OPRT activity in bladder carcinoma was 7.5-fold higher compared with OPRT activity in normal bladder. The activity of OPRT in bladder carcinoma cells was correlated positively with their sensitivity to 5-FU. Therefore, the high ratio of carcinoma/normal OPRT activity may contribute to the favorable differential between antitumor effects and adverse effects of 5-FU. Thus, a higher degree of 5-FU sensitivity may occur in tumor tissues compared with 5-FU sensitivity in normal tissues.

TS is the target enzyme of 5-FU. Several studies and our previous observations suggest that high TS activity may be related to a favorable response to 5-FU.10, 20, 24 Most of the administered 5-FU is degraded through the catabolic pathway with dihydropyrimidine dehydrogenase (DPD).25, 26 Our previous reports demonstrated that DPD activity in renal cell carcinoma and bladder carcinoma is correlated inversely with the sensitivity to 5-FU.16, 27 Those findings suggest that TS and DPD activity levels, as well as OPRT activity levels, in bladder carcinoma may be important predictive indicators for 5-FU efficacy. Therefore, the measurement of TS and DPD activity levels, as well as OPRT activity levels, may be necessary for the accurate evaluation of efficacy of 5-FU-containing chemotherapy.

5-FU is not used routinely for bladder carcinoma chemotherapy, and most trials have included only patients with superficial disease.1, 2 Although there have been trials conducted using 5-FU-based regimens, those regimens have been used mainly as second-line therapy or in bladder-preservation protocols along with cisplatin for radiosensitization. Hence, currently, the value of measuring OPRT activity in patients with bladder carcinoma may be limited.

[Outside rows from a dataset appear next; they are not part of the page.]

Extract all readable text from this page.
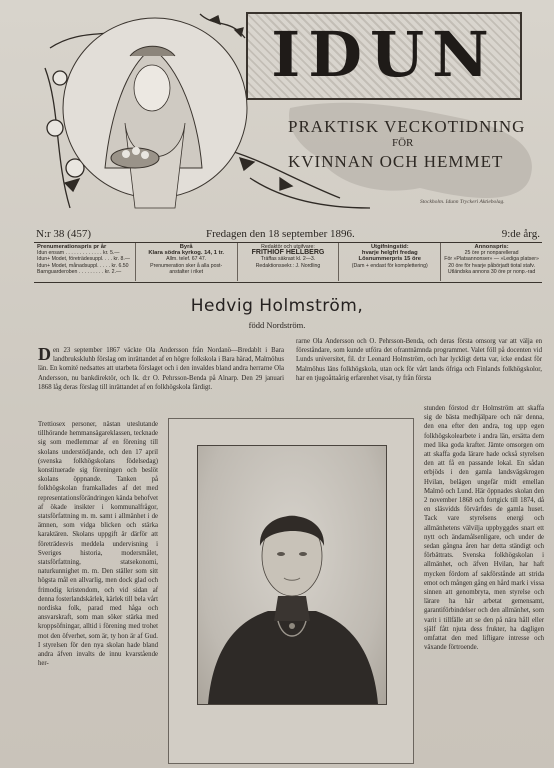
IDUN
PRAKTISK VECKOTIDNING
FÖR
KVINNAN OCH HEMMET
Stockholm. Idunn Tryckeri Aktiebolag.
N:r 38 (457)	Fredagen den 18 september 1896.	9:de årg.
Prenumerationspris pr år
Idun ensam . . . . . . . . . . . . . kr. 5.—
Idun+ Modet, företrädesuppl. . . . kr. 8.—
Idun+ Modet, månadsuppl. . . . . kr. 6.50
Barnguarderoben . . . . . . . . . kr. 2.—
Byrå
Klara södra kyrkog. 14, 1 tr.
Allm. telef. 67 47.
Prenumeration sker å alla post-
anstalter i riket
Redaktör och utgifvare:
FRITHIOF HELLBERG
Träffas säkrast kl. 2—3.
Redaktionssekr.: J. Nordling
Utgifningstid:
hvarje helgfri fredag
Lösnummerpris 15 öre
(Dam + endast för komplettering)
Annonspris:
25 öre pr nonparellerad
För »Platsannonser» — »Lediga platser»
20 öre för hvarje påbörjadt tiotal stafv.
Utländska annons 30 öre pr nonp.-rad
Hedvig Holmström,
född Nordström.
Den 23 september 1867 väckte Ola Andersson från Nordanö—Bredablt i Bara landbrukskluhb förslag om inrättandet af en högre folkskola i Bara härad, Malmöhus län. En komité nedsattes att utarbeta förslaget och i den invaldes bland andra herrarne Ola Andersson, nu bankdirektör, och lk. d:r O. Pehrsson-Benda på Alnarp. Den 29 januari 1868 låg deras förslag till inrättandet af en folkhögskola färdigt.
rarne Ola Andersson och O. Pehrsson-Benda, och deras första omsorg var att välja en föreståndare, som kunde utföra det ofrantnämnda programmet. Valet föll på docenten vid Lunds universitet, fil. d:r Leonard Holmström, och har lyckligt detta var, icke endast för Malmöhus läns folkhögskola, utan ock för vårt lands öfriga och Finlands folkhögskolor, har en tjugoåttaårig erfarenhet visat, ty från första
Trettiosex personer, nästan uteslutande tillhörande hemmansägareklassen, tecknade sig som medlemmar af en förening till skolans understödjande, och den 17 april (svenska folkhögskolans födelsedag) konstituerade sig föreningen och beslöt skolans öppnande. Tanken på folkhögskolan framkallades af det med representationsförändringen kända behofvet af ökade insikter i kommunalfrågor, statsförfattning m. m. samt i allmänhet i de ämnen, som vidga blicken och stärka karaktären. Skolans uppgift är därför att företrädesvis meddela undervisning i Sveriges historia, modersmålet, statsförfattning, statsekonomi, naturkunnighet m. m. Den ställer som sitt högsta mål en allvarlig, men dock glad och frimodig kristendom, och vid sidan af denna fosterlandskärlek, kärlek till bela vårt nordiska folk, parad med håga och ansvarskraft, som man söker stärka med kroppsöfningar, alltid i förening med trohet mot den öfverhet, som är, ty hon är af Gud. I styrelsen för den nya skolan hade bland andra äfven invalts de innu kvarstående her-
stunden förstod d:r Holmström att skaffa sig de bästa medhjälpare och när denna, den ena efter den andra, tog upp egen folkhögskolearbete i andra län, ersätta dem med lika goda krafter. Jämte omsorgen om att skaffa goda lärare hade också styrelsen den att få en passande lokal. En sådan erbjöds i den gamla landsvägskrogen Hvilan, belägen ungefär midt emellan Malmö och Lund. Här öppnades skolan den 2 november 1868 och fortgick till 1874, då en släsvidds förvärfdes de gamla huset. Tack vare styrelsens energi och allmänhetens välvilja uppbyggdes snart ett nytt och ändamålsenligare, och under de sedan gångna åren har detta ständigt och förbättrats. Svenska folkhögskolan i allmänhet, och äfven Hvilan, har haft mycken fördom af sakförstånde att strida emot och mången gång en hård mark i vissa sinnen att genombryta, men styrelse och lärare ha här arbetat gemensamt, garantiförbindelser och den allmänhet, som varit i tillfälle att se den på nära håll eller själf fått njuta dess frukter, ha dagligen omfattat den med lifligare intresse och växande förtroende.
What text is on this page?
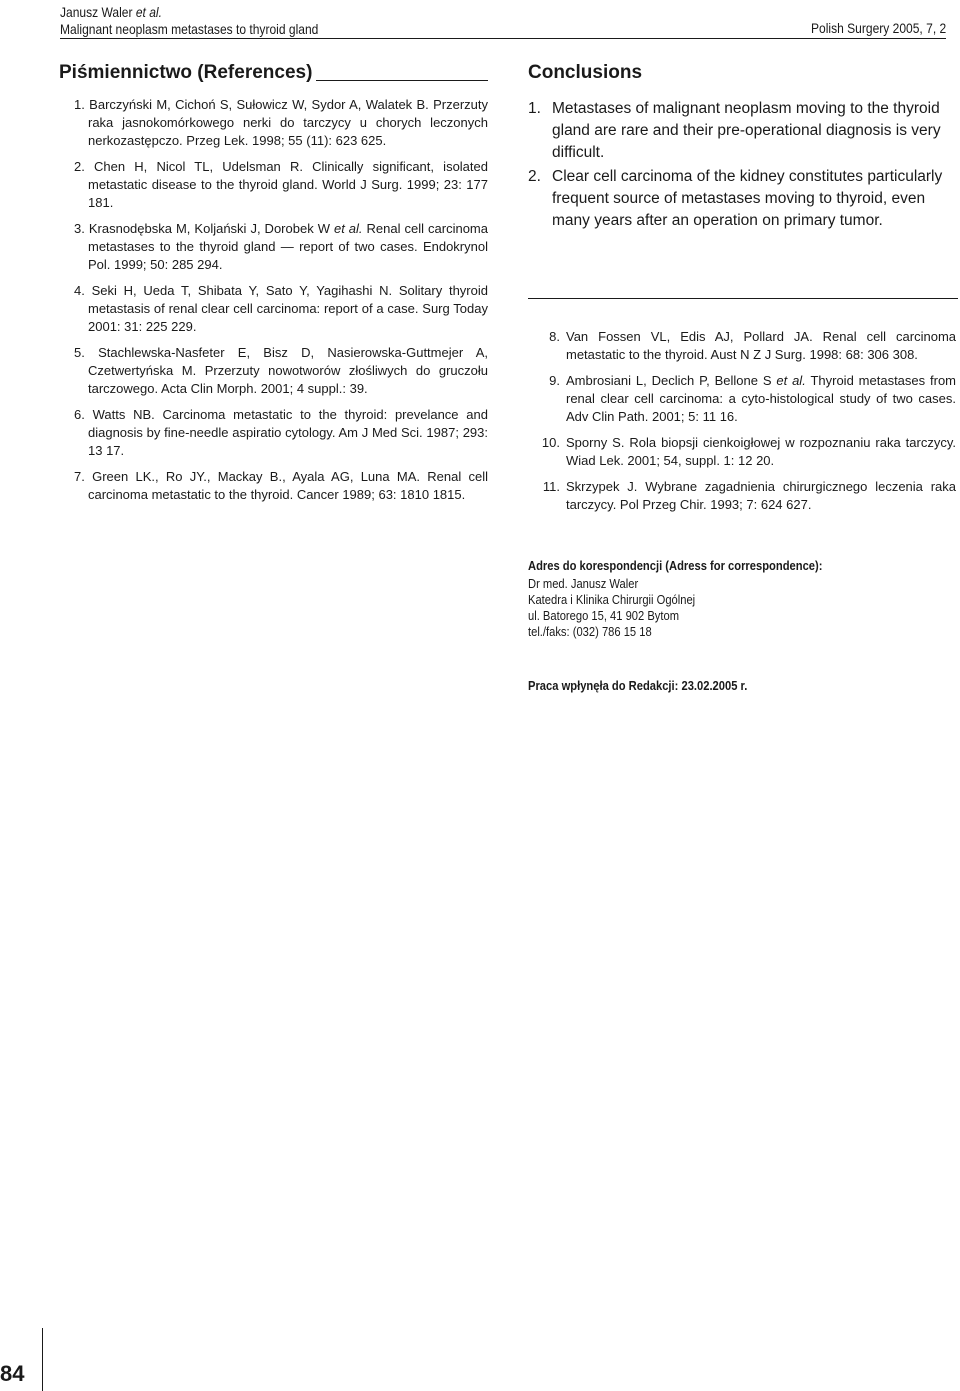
Janusz Waler et al.
Malignant neoplasm metastases to thyroid gland	Polish Surgery 2005, 7, 2
Piśmiennictwo (References)
1. Barczyński M, Cichoń S, Sułowicz W, Sydor A, Walatek B. Przerzuty raka jasnokomórkowego nerki do tarczycy u chorych leczonych nerkozastępczo. Przeg Lek. 1998; 55 (11): 623 625.
2. Chen H, Nicol TL, Udelsman R. Clinically significant, isolated metastatic disease to the thyroid gland. World J Surg. 1999; 23: 177 181.
3. Krasnodębska M, Koljański J, Dorobek W et al. Renal cell carcinoma metastases to the thyroid gland — report of two cases. Endokrynol Pol. 1999; 50: 285 294.
4. Seki H, Ueda T, Shibata Y, Sato Y, Yagihashi N. Solitary thyroid metastasis of renal clear cell carcinoma: report of a case. Surg Today 2001: 31: 225 229.
5. Stachlewska-Nasfeter E, Bisz D, Nasierowska-Guttmejer A, Czetwertyńska M. Przerzuty nowotworów złośliwych do gruczołu tarczowego. Acta Clin Morph. 2001; 4 suppl.: 39.
6. Watts NB. Carcinoma metastatic to the thyroid: prevelance and diagnosis by fine-needle aspiratio cytology. Am J Med Sci. 1987; 293: 13 17.
7. Green LK., Ro JY., Mackay B., Ayala AG, Luna MA. Renal cell carcinoma metastatic to the thyroid. Cancer 1989; 63: 1810 1815.
Conclusions
1. Metastases of malignant neoplasm moving to the thyroid gland are rare and their pre-operational diagnosis is very difficult.
2. Clear cell carcinoma of the kidney constitutes particularly frequent source of metastases moving to thyroid, even many years after an operation on primary tumor.
8. Van Fossen VL, Edis AJ, Pollard JA. Renal cell carcinoma metastatic to the thyroid. Aust N Z J Surg. 1998: 68: 306 308.
9. Ambrosiani L, Declich P, Bellone S et al. Thyroid metastases from renal clear cell carcinoma: a cyto-histological study of two cases. Adv Clin Path. 2001; 5: 11 16.
10. Sporny S. Rola biopsji cienkoigłowej w rozpoznaniu raka tarczycy. Wiad Lek. 2001; 54, suppl. 1: 12 20.
11. Skrzypek J. Wybrane zagadnienia chirurgicznego leczenia raka tarczycy. Pol Przeg Chir. 1993; 7: 624 627.
Adres do korespondencji (Adress for correspondence):
Dr med. Janusz Waler
Katedra i Klinika Chirurgii Ogólnej
ul. Batorego 15, 41 902 Bytom
tel./faks: (032) 786 15 18
Praca wpłynęła do Redakcji: 23.02.2005 r.
84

The data in this report have demonstrated that the level of OPRT activity is correlated positively with the stage and grade of bladder carcinoma and with the sensitivity of bladder carcinoma cells to 5-FU. Bladder carcinoma is relatively resistant to 5-FU. In contrast, colon carcinoma traditionally is a 5-FU-sensitive carcinoma. Previous reports demonstrated that colon carcinomas with high cell proliferative activity show high OPRT activity and that high OPRT activity in colon carcinoma predicts high sensitivity to 5-FU.28, 29 In addition, transfection of the OPRT gene sensitizes colon carcinoma cells to 5-FU.7 These findings suggest that similar results obtained in bladder carcinoma are observed in colon carcinoma.

The results of the current study demonstrated that OPRT activity in bladder carcinoma was correlated positively with histologic stage and grade and that low OPRT activity was a good prognostic sign. Furthermore, elevated levels of OPRT activity in bladder carcinoma were associated with high response to 5-FU. These findings suggest that the assessment of OPRT activity may be useful in the management of bladder carcinoma. Because the level of OPRT activity may be used both as a prognostic parameter in patients with bladder carcinoma and as a predictive indicator for 5-FU efficacy against bladder carcinoma, the accurate prediction of prognosis and 5-FU efficacy may help select patients for more intensive surgical or chemotherapeutic approaches, including 5-FU. However, further studies will be needed to determine the regulatory effects of OPRT activity in patients with bladder carcinoma.